Legislar contra la desinformación

La democracia europea atraviesa una etapa de amenazas permanentes. Por el flanco este, las tendencias autocráticas de Polonia y Hungría buscan erosionar la separación de poderes y dejar cada vez menos espacio a la sociedad civil, mientras que los movimientos de Rumanía para que la corrupción se pague con impunidad son del todo preocupantes. Y no lo es menos la situación de la libertad de prensa en Malta y Eslovaquia, donde han sido asesinados dos periodistas que investigaban los vínculos de sus gobernantes con los paraísos fiscales y el crimen organizado. Turquía, por su parte, ha dejado de ser ese candidato al que hace no tanto mirábamos con esperanza. Y la Rusia de Vladímir Putin no para de querer interferir en los asuntos internos de la Unión.

Si bien algunos se muestran escépticos ante la posibilidad de que Rusia esté intentando desestabilizarla con una mezcla de desinformación, dinero de doble filo y apoyo a los populismos, no es ficción, sino realidad, que hoy el Kremlin proporciona a cada país lo que necesita para fracasar: miedo al inmigrante, gasolina separatista, movimientos antisistema...

Legislar contra la desinformaciónA algunos asombra y a muchos confunde el hecho de que Rusia no tenga problema en apoyar, dentro de un mismo país, a la extrema derecha y a la extrema izquierda, como ocurre en Grecia o Italia. Ni tampoco en aupar al populismo de izquierda radical y también al rancio nacionalismo en España. Se preguntan cómo es posible que Putin reciba con los brazos abiertos a Alexis Tsipras al tiempo que su televisión RT encumbra tanto al ultraderechista Nigel Farage como al independentista Alex Salmond. La respuesta es simple: lo que Rusia pretende es que nos destruyamos nosotros mismos, desde dentro, sin tener siquiera que movilizar a su ejército.

Y, para ello, apoya y financia los elementos que más daño pueden hacer a la convivencia y a la unidad. El hecho de que su maquinaria de propaganda —quizás el arma más potente con que cuenta una Rusia de arsenal militar obsoleto y en recesión económica— se afanara en inundar las redes sociales con un envenenado artículo titulado ¿Por qué la OTAN no bombardea Madrid durante 78 días? tras el falso referéndum de Cataluña no es un hecho aislado, sino un ataque frontal contra la democracia española y, por ende, contra la democracia europea.

Este ataque se enmarca dentro de la estrategia general que rige la misión política de Putin, y que consiste en debilitar a la Unión Europea.

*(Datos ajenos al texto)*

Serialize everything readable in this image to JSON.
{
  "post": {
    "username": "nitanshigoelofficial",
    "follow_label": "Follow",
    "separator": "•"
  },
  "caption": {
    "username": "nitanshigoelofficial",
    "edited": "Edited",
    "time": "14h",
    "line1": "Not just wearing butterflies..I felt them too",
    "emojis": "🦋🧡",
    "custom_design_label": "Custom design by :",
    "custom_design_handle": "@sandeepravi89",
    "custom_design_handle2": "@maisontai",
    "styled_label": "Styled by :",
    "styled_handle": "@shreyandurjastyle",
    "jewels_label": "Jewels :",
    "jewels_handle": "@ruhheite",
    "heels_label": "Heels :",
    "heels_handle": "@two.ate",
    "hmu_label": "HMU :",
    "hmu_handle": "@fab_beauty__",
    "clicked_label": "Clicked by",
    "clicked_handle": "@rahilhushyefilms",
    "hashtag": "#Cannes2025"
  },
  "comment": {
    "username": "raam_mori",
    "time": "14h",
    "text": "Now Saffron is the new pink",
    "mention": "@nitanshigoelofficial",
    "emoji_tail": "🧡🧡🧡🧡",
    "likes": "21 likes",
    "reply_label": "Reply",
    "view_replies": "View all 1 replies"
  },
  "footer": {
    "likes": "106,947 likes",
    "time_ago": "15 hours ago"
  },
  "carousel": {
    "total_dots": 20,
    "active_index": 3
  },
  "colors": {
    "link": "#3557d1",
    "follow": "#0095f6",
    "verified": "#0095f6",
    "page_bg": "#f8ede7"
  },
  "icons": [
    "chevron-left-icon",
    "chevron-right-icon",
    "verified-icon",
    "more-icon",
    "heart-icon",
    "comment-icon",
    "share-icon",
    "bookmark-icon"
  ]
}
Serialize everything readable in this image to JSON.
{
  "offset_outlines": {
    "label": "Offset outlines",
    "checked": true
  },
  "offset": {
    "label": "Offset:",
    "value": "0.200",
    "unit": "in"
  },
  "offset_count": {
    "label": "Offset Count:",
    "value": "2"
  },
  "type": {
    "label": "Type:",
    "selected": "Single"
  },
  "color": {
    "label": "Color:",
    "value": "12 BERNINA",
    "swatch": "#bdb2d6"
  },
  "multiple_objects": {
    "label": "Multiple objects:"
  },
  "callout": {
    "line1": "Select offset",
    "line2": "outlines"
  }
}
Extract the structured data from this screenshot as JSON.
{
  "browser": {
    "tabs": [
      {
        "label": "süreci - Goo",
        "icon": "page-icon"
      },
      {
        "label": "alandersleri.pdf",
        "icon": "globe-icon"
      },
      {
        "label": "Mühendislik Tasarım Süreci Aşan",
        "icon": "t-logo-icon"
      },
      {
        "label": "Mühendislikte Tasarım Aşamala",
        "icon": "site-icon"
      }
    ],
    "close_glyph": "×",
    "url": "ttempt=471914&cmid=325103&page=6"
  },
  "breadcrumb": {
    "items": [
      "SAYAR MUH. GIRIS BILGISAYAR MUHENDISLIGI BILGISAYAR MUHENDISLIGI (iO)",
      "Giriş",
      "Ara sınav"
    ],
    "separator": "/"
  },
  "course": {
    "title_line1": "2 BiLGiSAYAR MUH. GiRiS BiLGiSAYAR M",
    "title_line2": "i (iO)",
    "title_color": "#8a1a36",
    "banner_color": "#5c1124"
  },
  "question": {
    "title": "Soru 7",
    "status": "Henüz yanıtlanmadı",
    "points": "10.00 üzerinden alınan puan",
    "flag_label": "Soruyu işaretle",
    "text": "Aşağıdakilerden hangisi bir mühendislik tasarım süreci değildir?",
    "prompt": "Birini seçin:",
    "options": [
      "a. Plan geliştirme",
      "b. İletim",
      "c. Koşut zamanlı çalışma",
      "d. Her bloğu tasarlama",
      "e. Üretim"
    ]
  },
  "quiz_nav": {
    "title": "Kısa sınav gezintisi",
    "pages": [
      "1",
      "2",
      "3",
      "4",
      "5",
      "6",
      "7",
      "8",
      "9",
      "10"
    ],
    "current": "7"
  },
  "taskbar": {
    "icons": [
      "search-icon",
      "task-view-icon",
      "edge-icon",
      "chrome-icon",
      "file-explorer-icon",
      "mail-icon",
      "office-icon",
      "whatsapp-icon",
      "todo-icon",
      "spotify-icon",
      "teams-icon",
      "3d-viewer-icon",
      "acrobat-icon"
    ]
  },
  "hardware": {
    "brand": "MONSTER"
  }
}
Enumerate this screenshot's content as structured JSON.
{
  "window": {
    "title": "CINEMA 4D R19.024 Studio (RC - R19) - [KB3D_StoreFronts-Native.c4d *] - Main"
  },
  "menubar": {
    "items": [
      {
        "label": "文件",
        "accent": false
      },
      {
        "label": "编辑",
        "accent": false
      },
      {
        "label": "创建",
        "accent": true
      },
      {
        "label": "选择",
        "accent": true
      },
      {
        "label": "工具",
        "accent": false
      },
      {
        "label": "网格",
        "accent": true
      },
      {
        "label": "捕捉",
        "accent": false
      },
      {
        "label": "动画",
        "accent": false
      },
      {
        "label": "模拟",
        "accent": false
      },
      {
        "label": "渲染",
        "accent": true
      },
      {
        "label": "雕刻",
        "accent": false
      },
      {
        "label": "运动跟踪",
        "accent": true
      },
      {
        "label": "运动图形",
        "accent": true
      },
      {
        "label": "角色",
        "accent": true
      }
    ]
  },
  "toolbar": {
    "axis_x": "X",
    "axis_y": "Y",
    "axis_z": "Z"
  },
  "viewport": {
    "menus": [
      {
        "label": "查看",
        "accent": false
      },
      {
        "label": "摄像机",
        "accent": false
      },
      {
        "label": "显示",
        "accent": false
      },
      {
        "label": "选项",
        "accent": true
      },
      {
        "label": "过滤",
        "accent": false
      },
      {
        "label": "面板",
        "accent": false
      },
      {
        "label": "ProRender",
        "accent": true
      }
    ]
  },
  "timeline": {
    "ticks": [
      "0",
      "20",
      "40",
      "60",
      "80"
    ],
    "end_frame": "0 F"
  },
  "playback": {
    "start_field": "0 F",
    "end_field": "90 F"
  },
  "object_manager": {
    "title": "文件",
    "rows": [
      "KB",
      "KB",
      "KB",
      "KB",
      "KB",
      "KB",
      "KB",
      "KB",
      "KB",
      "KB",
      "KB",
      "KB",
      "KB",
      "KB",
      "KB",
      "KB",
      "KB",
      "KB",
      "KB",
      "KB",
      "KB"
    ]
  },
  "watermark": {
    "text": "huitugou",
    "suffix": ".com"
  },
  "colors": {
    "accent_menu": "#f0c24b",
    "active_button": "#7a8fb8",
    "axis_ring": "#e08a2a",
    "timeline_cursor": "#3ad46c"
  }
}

Sin embargo, sabemos que, en verdad, carece de una hoja de ruta bien diseñada para lograrlo. Más bien, da golpes de efecto a tientas, a base de prueba y error, explotando cualquier muestra de descontento sobre el terreno e ideando falsedades para generar malestar allí donde es inexistente.

El mayor desafío, no obstante, viene desde dentro de la propia Unión. Si Rusia no gozara de ayuda interna europea no tendríamos que estar hablando de ella como una de las grandes amenazas de nuestro tiempo. Con dinero y noticias falsas, Putin y su corte de oligarcas y propagandistas insuflan el populismo. Ese populismo que, sintiéndose incómodo con los valores europeos y prefiriendo técnicas autocráticas, ve en la amenaza rusa su propio beneficio.

Ante esta inquietante realidad, los demócratas debemos hacer una defensa firme de los valores que nos definen como europeos: el respeto por las libertades, el Estado de derecho, la igualdad, la justicia, la solidaridad, el pluralismo, la tolerancia y, por supuesto, la diversidad. Valores sin los que nuestra democracia podría acabar devorada por quienes predican el odio y la intransigencia. Es un escenario hipotético, pero no imposible, y recuerda demasiado a lo peor de nuestra historia.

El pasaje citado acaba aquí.